May’s colleague at Brightspot, Michelle Crosby, an account executive, said senior leaders at their client companies want clarity on why an incentive travel event exists. “Every event should have a concise explanation that is tied to a business goal. If you can’t explain the ‘why’ in one or two sentences, it will struggle to get approval. You have to be prepared to present a concise, CFO-ready explanation that ties directly to your business outcomes.”
Thinking Differently
Sydney Nolan, incentives and engagement specialist at Meetings & Incentives Worldwide, a third-party planner of incentive travel programs and offsite meetings, said a bright side of flat budgets is the challenge it presents to be more creative in program design. (Full disclosure: Sydney is this writer’s daughter and she has worked in the incentive industry for several years.)
“There’s a new opportunity for incentive professionals – and the incentives industry at large – to embrace the power and potential of narrative storytelling,” Nolan said. “Tighter restrictions and new demands, coupled with seemingly endless ‘mid’ AI-generated content, requires incentive industry leaders to dig deeper when crafting narratives and content, and making these elements the true backbone of a genuinely motivational rewards and performance strategy. Good, compelling storytelling also builds trust and confidence, magnifying and strengthening the impact of any non-cash reward.”
Creatively combatting the high cost of signature events has been an arrow in Marc Matthews’ quiver for decades. Matthews is the founder Pulse Experiential Travel, which specializes in creating what it calls “transformative travel experiences” for smaller groups or individual incentive travel rewards.
Matthews can secure Super Bowl tickets for corporate clients if they want to go that route, but he also has staged a Super Bowl extravaganza in Aruba for more than 20 years for companies to use as rewards and channel incentives. Lower level tickets to see the Super Bowl live start at $4,500 or more, Matthews states.
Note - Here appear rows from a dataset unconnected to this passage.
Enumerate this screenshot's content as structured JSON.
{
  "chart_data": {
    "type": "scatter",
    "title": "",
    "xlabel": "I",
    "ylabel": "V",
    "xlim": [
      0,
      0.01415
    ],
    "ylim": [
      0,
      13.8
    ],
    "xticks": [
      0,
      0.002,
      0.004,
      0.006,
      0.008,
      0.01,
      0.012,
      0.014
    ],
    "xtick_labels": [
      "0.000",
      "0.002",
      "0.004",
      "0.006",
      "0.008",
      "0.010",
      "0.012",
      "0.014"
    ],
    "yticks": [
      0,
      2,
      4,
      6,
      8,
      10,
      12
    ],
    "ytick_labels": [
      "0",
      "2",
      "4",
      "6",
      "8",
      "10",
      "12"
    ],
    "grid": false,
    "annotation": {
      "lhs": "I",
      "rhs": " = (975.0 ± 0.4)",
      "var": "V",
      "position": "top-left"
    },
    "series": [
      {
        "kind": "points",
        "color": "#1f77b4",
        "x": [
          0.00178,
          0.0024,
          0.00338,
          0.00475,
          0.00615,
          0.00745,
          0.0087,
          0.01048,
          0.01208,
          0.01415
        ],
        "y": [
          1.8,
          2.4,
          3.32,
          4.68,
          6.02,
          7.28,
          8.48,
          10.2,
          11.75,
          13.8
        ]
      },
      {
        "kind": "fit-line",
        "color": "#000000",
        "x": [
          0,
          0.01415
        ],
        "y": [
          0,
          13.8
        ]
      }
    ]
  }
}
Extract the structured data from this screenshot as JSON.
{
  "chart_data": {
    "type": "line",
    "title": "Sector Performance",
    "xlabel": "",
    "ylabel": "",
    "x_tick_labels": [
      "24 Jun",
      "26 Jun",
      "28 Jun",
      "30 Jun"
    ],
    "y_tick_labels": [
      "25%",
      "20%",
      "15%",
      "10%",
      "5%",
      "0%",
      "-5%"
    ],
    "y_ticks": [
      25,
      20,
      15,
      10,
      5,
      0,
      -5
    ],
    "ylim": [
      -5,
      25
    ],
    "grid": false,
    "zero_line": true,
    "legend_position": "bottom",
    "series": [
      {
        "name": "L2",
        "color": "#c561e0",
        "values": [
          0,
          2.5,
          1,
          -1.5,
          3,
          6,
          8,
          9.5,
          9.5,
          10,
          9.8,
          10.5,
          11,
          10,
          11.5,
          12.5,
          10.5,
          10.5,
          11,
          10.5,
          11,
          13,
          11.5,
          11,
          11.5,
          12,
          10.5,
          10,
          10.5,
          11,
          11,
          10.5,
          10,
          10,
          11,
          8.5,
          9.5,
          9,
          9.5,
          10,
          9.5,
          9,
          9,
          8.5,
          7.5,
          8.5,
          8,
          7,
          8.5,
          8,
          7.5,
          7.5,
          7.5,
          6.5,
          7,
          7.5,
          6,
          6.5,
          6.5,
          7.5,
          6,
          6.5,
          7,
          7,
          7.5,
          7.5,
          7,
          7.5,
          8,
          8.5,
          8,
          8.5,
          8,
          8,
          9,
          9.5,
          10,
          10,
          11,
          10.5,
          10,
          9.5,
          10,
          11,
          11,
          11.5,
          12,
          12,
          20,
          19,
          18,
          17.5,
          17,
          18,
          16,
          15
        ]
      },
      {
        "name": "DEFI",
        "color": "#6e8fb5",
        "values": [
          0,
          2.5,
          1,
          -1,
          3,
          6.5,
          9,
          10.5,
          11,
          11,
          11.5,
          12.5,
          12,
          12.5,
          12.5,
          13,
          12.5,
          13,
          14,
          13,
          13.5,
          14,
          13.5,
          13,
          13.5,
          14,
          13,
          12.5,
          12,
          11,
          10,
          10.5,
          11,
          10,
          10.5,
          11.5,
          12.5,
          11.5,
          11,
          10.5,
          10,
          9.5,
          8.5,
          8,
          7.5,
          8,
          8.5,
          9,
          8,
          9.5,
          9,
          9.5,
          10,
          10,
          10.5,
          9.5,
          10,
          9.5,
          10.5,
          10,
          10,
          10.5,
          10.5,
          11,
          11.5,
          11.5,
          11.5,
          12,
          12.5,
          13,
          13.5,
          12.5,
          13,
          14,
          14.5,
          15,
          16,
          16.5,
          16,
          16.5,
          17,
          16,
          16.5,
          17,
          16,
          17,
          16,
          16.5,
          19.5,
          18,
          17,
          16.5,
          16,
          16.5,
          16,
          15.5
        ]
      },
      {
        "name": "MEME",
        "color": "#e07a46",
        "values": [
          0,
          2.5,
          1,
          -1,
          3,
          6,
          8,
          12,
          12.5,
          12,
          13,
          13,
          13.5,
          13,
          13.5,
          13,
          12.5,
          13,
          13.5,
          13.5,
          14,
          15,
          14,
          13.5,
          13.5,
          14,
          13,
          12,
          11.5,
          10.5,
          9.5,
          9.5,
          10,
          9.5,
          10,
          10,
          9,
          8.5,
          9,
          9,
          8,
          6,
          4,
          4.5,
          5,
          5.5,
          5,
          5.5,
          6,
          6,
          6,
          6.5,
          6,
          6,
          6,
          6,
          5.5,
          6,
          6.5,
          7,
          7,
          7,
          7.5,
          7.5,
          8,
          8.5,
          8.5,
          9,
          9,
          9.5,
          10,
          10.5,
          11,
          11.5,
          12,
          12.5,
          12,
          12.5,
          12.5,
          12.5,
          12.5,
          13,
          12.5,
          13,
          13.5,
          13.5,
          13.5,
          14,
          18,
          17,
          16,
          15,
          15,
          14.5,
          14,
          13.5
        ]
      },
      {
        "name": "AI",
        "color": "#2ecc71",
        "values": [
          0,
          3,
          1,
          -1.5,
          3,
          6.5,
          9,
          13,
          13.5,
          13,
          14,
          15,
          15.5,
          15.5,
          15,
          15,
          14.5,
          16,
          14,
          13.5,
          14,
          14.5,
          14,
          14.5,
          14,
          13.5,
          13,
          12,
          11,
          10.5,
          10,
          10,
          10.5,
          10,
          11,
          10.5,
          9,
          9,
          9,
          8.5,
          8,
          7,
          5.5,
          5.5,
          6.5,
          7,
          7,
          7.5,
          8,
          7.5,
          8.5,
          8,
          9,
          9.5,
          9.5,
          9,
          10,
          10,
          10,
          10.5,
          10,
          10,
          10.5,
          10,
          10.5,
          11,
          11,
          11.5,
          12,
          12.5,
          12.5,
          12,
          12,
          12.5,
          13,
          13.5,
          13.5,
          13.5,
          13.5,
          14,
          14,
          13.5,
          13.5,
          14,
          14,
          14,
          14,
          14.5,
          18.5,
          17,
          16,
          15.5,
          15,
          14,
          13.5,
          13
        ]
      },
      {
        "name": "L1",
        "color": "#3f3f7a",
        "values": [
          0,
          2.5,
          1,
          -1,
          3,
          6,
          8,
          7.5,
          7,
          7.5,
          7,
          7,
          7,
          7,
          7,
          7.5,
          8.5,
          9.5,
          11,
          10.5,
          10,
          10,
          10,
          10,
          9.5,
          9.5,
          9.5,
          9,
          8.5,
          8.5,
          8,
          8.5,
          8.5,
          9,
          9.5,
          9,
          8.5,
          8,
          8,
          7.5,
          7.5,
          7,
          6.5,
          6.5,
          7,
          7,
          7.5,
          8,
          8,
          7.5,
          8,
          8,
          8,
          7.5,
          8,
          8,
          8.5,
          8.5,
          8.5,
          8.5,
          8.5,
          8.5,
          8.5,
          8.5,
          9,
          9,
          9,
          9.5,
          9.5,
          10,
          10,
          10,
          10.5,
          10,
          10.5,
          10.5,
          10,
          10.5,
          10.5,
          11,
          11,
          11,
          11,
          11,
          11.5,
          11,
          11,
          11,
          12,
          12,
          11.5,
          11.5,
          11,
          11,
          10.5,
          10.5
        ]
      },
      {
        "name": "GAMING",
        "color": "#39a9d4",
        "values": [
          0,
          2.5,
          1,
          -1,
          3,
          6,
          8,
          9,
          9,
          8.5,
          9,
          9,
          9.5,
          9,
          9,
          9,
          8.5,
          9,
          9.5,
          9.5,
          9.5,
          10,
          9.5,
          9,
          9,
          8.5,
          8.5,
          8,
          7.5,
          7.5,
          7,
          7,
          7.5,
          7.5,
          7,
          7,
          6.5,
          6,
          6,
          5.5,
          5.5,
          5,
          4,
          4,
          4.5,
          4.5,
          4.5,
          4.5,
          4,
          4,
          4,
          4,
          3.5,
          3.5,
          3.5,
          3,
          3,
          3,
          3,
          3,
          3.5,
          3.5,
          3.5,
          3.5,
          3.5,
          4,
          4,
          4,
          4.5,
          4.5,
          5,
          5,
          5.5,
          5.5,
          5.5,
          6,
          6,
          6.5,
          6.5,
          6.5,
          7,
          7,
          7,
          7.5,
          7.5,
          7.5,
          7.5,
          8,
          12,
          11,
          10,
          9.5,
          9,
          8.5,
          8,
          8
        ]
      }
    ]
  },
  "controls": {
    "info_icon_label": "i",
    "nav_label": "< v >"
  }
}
And then there’s the hotel headaches, which come with four-night minimums and jacked-up costs, and the chaos of getting anything accomplished when the host city is overwhelmed with restaurant reservations.
“It’s $25,000 or $30,000 [per couple] before you get anything done at a Super Bowl,” Matthews told us in a podcast interview last year.
Why not bring top performers or key corporate clients to a beautiful beach setting for four days where Matthews and his team sets up big-screen TVs oceanside to watch the game and lays out a smorgasbord that would cost five times as much at the Super Bowl, if it could even be pulled off?
The Individual Travel Option
Another cost-saving strategy that has existed for decades but is increasingly embraced by companies looking to stretch reward budgets is individual incentive travel. Pulse Experiential Travel and companies like Luxury Concierge Travel allow reward users to send top performers on a trip of their choosing on their timeline without worrying about hobnobbing with C-suite executives or line dancing with colleagues because it’s part of a group travel event.
These companies offer prepaid packages at different fixed price points or tiers, allowing companies to budget their incentive travel expenditures at the beginning of the year and know that won’t change. Recipients typically have two years or more to travel, and can choose the destination of their choice from options provided in the tier their reward allows.
Similarly, rewards like Marriott GiftCards are available in denominations between $25 and $2,000. With that flexibility, an incentive program sponsor can treat recipients to a day at the spa or a fully paid memorable weekend away.
The focus with any incentive travel reward should be on emotional impact. It’s difficult to earn one’s spot on these trips, so they must be designed with an intent to deliver what participants want, not what tops C-level executives’ wish list.